Each of them came away with a highlight. For some, it was the pool, the experience of being in a hotel for the first time in their lives.
Others thought that seeing the president's helicopter being serviced (from a significant distance) was the coolest.
But what Jovon, a rising junior at Frederick Douglass High School, and another budding actor, Tavon Powell, 16 and a rising senior at Baltimore Talent Development High School, might remember most was their moment on stage at the Yale Repertory Theater.
A graduate student, Kevin Allen Daniels, 24, sat down and talked with the group. He said he never imagined being an actor, fearing instead that he would end up a drug dealer in his native Dallas.
Now he studies at the place that produced stars like Angela Bassett.

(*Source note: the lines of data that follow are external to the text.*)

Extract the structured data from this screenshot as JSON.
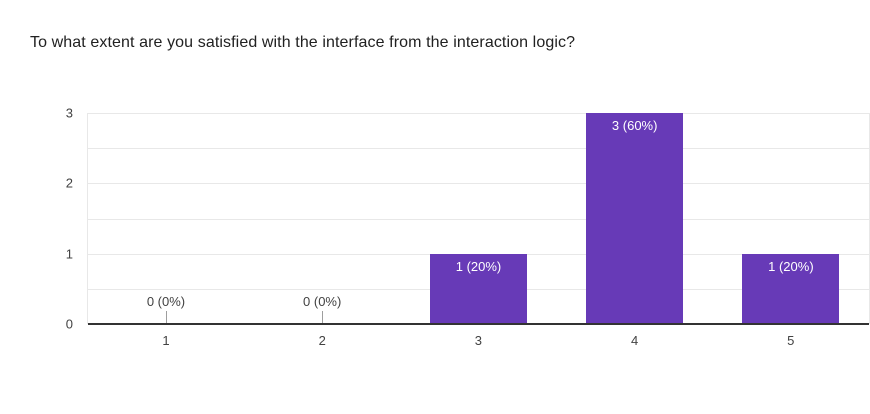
{
  "chart_data": {
    "type": "bar",
    "title": "To what extent are you satisfied with the interface from the interaction logic?",
    "categories": [
      "1",
      "2",
      "3",
      "4",
      "5"
    ],
    "values": [
      0,
      0,
      1,
      3,
      1
    ],
    "bar_labels": [
      "0 (0%)",
      "0 (0%)",
      "1 (20%)",
      "3 (60%)",
      "1 (20%)"
    ],
    "xlabel": "",
    "ylabel": "",
    "ylim": [
      0,
      3
    ],
    "yticks": [
      0,
      1,
      2,
      3
    ],
    "gridlines_at": [
      0.5,
      1,
      1.5,
      2,
      2.5,
      3
    ],
    "grid": true,
    "legend_position": "none",
    "colors": {
      "bar": "#673ab7",
      "bar_label_text": "#ffffff",
      "gridline": "#e8e8e8",
      "axis_line": "#333333",
      "tick_text": "#424242",
      "title_text": "#212121",
      "background": "#ffffff"
    }
  }
}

Miles asked Daniels to perform for them.
Daniels took his keys and his cell phone out of his shorts pocket and slipped into Shakespeake's Iago from Othello. The kids applauded enthusiastically. Then Miles asked if Daniels would give a mini-lesson to Jovon and Tavon, the group's most serious performers.
Tavon wore a bright yellow cast from a recent car accident, but he hopped up on stage without hesitation. He stood before an audience of his peers and launched into his own spoken-word piece, a personification of poetry as a sensual woman.
Impressed with the young man's flow, Daniels clutched his heart as he paced the aisle listening to him.
Jovon - the class clown who was at times so hyper that he broke into a dance in the hotel hallway or injected himself into a game of Frisbee on Yale's quad - channeled all of that energy into a Nat Turner monologue he had memorized.
Coaching him, Daniels said, pointing to the audience, "Look at them. You are trying to start an uprising. Convince those people."